Doch in Bezug auf eine engagierte Suche nach Böhnhardt, Mundlos und Zschäpe und Hinweisen auf ihren Verbleib entwickelte das LfV keine eigene Motivation, was die Beamten immer wieder damit begründeten, dass erstens ja nicht sie „die Federführung“ hatten sondern Thüringen und zweitens, dass das zwar im Rückblick offensichtlich sei, dass sie in ihr nächstes politisches Umfeld flüchteten, nämlich nach Chemnitz bzw. Zwickau, aber dass man damals dachte, sie hätten sich „ja nicht in die Szene begeben“. Was denn die drei mit der von Jan W. zu besorgenden Waffe vorhatten oder ein eigenes Interesse an der Aufdeckung einer Waffenbeschaffung: „Diese Frage haben wir uns nicht gestellt“ (Tüshaus).

 

Die weiße Weste
Alle drei Zeugen betonten, dass der Bereich „Rechtsextremismus“ in Sachsen damals wie heute einen großen Teil ihrer Arbeit ausmachen würde und sie Blood & Honour auf gar keinen Fall unterschätzt hatten, sondern ab den späten 90ern bis heute einen „Strauß von Maßnahmen“ ergriffen hätten.

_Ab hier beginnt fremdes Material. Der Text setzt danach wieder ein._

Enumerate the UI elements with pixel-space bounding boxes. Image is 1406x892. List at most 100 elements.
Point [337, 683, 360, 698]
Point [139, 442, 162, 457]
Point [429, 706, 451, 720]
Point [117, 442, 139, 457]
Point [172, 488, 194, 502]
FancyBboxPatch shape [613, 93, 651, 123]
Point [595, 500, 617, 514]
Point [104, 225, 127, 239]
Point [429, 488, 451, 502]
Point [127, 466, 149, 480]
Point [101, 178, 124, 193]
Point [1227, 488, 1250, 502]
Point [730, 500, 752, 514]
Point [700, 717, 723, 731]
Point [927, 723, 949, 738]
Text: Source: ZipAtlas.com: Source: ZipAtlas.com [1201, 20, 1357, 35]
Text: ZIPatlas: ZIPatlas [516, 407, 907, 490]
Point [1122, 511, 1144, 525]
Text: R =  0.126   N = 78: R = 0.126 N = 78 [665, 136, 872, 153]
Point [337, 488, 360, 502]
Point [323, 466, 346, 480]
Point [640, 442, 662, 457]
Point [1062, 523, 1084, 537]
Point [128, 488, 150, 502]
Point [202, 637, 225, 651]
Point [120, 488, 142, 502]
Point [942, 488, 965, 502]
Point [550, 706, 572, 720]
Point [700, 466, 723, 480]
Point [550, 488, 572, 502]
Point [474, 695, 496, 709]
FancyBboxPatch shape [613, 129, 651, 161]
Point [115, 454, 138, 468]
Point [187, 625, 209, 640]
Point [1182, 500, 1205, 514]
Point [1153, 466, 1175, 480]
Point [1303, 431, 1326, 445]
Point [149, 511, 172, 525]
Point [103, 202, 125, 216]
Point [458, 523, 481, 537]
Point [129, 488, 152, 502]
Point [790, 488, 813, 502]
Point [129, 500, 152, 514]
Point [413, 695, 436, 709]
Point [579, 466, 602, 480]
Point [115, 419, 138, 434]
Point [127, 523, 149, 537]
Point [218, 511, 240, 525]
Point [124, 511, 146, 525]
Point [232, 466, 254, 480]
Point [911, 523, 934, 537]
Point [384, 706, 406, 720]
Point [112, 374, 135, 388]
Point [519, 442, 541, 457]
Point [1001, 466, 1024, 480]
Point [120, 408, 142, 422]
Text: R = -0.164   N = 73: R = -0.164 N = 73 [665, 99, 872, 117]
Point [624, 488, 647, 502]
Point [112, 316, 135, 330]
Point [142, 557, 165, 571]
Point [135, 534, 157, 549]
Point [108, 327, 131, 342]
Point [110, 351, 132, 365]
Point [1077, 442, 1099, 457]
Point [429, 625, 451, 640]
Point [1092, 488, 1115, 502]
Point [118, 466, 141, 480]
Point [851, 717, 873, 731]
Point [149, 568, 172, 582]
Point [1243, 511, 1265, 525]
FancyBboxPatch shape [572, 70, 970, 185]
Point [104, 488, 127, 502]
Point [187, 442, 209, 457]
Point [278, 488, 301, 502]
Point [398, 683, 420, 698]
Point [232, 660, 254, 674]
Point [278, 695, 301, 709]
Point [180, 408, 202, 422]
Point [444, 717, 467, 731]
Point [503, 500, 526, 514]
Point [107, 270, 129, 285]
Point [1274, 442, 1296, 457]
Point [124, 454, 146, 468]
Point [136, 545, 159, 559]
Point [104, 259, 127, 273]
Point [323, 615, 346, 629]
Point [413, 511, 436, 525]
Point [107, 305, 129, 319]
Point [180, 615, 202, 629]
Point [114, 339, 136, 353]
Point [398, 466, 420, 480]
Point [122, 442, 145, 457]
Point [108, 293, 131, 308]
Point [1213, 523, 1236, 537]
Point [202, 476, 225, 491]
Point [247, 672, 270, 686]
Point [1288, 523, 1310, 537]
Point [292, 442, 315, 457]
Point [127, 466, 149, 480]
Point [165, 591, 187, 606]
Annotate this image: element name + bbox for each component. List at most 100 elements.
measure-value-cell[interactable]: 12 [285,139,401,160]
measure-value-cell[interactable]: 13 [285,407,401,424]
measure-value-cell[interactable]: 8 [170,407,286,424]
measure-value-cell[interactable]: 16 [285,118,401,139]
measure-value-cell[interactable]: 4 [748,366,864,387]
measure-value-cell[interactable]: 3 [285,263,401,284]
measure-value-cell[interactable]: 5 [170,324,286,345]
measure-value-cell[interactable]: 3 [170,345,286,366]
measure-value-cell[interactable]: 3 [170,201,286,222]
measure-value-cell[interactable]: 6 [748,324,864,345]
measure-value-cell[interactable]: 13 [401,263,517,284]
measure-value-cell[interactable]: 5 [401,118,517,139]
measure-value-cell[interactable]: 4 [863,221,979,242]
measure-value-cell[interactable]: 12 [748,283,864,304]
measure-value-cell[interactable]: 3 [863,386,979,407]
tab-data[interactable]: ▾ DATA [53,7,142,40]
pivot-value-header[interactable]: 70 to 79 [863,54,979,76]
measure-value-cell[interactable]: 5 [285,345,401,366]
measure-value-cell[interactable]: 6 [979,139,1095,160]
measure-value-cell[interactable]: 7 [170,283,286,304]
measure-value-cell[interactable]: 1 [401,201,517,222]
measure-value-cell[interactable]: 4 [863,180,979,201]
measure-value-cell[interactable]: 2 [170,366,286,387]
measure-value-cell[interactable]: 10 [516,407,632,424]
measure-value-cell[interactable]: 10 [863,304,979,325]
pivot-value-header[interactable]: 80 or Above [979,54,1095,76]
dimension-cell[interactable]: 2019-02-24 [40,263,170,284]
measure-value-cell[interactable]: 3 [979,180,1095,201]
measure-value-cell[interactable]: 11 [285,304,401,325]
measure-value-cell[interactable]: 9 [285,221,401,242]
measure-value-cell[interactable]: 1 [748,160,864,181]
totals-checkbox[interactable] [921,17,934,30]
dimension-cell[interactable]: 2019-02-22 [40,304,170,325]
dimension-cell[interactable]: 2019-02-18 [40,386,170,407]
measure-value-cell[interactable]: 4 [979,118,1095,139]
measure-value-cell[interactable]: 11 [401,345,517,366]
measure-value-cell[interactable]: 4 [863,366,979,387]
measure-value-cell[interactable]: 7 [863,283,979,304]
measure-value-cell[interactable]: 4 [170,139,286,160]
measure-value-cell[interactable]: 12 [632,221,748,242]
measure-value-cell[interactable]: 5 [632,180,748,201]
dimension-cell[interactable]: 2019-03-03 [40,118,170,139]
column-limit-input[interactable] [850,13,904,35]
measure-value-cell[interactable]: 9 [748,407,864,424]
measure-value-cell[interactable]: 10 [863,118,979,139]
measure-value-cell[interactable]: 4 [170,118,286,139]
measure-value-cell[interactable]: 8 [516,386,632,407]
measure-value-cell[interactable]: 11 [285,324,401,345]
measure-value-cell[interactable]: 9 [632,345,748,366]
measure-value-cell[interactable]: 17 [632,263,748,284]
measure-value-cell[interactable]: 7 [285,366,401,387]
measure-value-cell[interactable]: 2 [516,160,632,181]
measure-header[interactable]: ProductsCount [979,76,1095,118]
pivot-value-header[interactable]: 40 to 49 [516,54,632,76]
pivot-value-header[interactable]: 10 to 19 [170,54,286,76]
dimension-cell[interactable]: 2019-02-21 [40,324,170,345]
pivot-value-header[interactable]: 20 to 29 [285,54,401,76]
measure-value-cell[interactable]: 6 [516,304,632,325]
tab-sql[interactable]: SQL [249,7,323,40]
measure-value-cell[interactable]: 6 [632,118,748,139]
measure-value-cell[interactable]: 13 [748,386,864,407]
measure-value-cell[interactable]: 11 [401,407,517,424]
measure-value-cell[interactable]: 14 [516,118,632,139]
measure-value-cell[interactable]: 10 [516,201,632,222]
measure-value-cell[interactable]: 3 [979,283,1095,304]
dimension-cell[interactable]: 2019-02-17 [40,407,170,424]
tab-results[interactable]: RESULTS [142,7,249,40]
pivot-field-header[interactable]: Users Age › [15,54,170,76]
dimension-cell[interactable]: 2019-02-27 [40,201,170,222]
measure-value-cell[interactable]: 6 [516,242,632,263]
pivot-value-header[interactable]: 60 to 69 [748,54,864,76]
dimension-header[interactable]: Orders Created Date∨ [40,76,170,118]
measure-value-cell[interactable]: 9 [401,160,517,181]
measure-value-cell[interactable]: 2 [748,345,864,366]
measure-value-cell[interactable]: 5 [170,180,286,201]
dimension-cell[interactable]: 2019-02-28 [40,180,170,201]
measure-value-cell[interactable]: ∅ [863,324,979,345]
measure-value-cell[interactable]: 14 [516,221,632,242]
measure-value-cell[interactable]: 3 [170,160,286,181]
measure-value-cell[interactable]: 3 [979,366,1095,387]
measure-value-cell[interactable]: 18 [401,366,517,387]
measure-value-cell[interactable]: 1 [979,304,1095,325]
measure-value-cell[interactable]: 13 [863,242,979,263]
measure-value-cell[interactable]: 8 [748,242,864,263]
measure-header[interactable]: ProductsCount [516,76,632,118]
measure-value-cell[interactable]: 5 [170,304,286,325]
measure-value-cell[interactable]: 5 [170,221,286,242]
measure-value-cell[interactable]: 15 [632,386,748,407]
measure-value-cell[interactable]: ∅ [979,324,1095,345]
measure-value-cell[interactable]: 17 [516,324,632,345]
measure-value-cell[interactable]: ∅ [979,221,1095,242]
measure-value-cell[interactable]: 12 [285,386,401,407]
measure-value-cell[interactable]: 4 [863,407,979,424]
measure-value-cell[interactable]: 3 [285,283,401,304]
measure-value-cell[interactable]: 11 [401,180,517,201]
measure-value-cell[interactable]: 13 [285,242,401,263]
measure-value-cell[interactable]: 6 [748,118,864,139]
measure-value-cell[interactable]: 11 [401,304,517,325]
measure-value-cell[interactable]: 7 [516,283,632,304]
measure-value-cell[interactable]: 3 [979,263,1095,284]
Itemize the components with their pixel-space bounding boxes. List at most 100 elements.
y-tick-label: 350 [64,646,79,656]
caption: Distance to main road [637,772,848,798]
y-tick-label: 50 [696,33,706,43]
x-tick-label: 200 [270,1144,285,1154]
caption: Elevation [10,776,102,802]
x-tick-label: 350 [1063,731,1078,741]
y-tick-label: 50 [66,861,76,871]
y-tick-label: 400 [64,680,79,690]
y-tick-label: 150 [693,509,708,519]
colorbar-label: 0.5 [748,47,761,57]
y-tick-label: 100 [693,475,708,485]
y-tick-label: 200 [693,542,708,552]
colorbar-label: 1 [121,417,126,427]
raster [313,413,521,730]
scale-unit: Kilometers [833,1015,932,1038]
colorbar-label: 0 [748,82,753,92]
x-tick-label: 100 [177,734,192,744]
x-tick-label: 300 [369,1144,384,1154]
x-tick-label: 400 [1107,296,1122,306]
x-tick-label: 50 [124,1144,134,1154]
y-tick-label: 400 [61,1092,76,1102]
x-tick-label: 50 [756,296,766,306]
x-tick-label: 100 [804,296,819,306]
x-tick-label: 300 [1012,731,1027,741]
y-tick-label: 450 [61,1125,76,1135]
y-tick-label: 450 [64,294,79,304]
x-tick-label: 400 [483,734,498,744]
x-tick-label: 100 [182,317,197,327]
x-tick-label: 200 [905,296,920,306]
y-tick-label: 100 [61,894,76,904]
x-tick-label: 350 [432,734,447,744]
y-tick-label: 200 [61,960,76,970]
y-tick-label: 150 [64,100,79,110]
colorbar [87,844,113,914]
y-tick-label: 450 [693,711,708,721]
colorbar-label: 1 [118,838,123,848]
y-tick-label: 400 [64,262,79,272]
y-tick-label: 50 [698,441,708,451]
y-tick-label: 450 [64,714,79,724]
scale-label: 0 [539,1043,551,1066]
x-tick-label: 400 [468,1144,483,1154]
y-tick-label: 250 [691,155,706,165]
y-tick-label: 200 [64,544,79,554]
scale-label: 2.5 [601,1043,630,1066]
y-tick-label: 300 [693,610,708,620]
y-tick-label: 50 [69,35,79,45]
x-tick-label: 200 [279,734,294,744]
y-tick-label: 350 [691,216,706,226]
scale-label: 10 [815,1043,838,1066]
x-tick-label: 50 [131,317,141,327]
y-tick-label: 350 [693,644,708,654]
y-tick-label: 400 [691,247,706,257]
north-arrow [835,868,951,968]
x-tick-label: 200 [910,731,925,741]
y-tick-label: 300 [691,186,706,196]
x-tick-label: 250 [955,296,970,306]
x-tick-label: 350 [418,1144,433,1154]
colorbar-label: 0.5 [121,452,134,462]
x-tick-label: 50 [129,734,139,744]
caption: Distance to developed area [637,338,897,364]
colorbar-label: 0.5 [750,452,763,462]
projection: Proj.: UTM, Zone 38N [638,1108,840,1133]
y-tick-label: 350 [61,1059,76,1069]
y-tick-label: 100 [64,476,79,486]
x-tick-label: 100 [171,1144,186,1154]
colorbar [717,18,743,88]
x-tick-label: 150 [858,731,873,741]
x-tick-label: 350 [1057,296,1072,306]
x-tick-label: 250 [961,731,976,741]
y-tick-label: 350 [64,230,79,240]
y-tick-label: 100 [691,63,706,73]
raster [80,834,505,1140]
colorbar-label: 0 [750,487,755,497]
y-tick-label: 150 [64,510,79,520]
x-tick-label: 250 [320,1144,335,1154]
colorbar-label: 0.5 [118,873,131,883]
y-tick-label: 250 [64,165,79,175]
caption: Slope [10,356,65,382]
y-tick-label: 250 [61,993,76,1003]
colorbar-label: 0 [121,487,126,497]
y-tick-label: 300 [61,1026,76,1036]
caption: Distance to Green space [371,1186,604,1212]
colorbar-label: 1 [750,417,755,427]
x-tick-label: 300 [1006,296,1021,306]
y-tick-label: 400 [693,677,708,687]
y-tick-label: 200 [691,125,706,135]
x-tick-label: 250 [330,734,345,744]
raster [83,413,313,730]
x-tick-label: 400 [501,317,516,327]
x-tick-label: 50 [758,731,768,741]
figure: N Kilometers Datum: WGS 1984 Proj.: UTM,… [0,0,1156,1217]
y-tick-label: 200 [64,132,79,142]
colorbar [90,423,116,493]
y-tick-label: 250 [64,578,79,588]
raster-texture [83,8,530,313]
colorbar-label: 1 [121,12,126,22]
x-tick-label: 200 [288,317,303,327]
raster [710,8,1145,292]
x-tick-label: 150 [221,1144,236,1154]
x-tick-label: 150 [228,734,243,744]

Boos: „Ja, wir haben Blood and Honour als gefährlich, als sehr gefährlich eingeschätzt“ und „es ist sehr viel aus verschiedenen Ämtern gegen B&H getan worden.“. Als Begründung für die Situation in Sachsen erklärte Boos dem Untersuchungsausschuss die Lage in den „neuen Bundesländer“ – d.h. rassistische Pogrome, gewaltbereite Nazi-Skinhead-Kameradschaften und eine Unmenge an Rechtsrockkonzerten und -Infrastruktur – mit der Nach-Wende-Situation, wo „die Jugend einen schlechten Start“ gehabt habe und man zwar „diesen Trend“ gehabt habe, aber „wirklich viel und konsequent getan wurde, um den Rechtsextremismus einzudämmen.“ Heute seien neue Koordinierungseinrichtungen und gemeinsame Dateien genau die richtige Konsequenz aus dem, was hier passiert ist.

 

Doch weder Boos noch Tüshaus oder Vahrenhold konnten darlegen, was sie konkret zur Ergreifung des Trios geleistet haben. Sie zeigten sich zwar konsterniert über die Folgen ihrer Untätigkeit jedoch nicht schuldbewusst. Als Verantwortungsträger im Landesamt Sachsen hätten sie ganz konkret sowohl den Hinweisen auf Bewaffnung, Identitätsbeschaffung und engsten Kontakten und Freundschaften nach Chemnitz aus einer eigenen Motivation nachgehen müssen. Sie hätten es ernst nehmen müssen, wenn eine Neonazistin über bewaffneten Untergrund und Anschläge redet. Sie hätten nicht Quellenschutz gegen Strafverfolgung ausspielen müssen. Sie hätten ein eigenes Lagebild haben können, das die Option des Rechtsterrorismus klar aufzeigt. Und auch heute noch zeigt sich, wie das System weiter funktioniert, wie schwierig es ist, eine offene Aufklärung der Geschehnisse zu versuchen, wenn sich weiterhin auf den Quellenschutz der V-Personen berufen werden und die extreme Rechte inklusive der Rolle der Frauen klein geredet werden kann.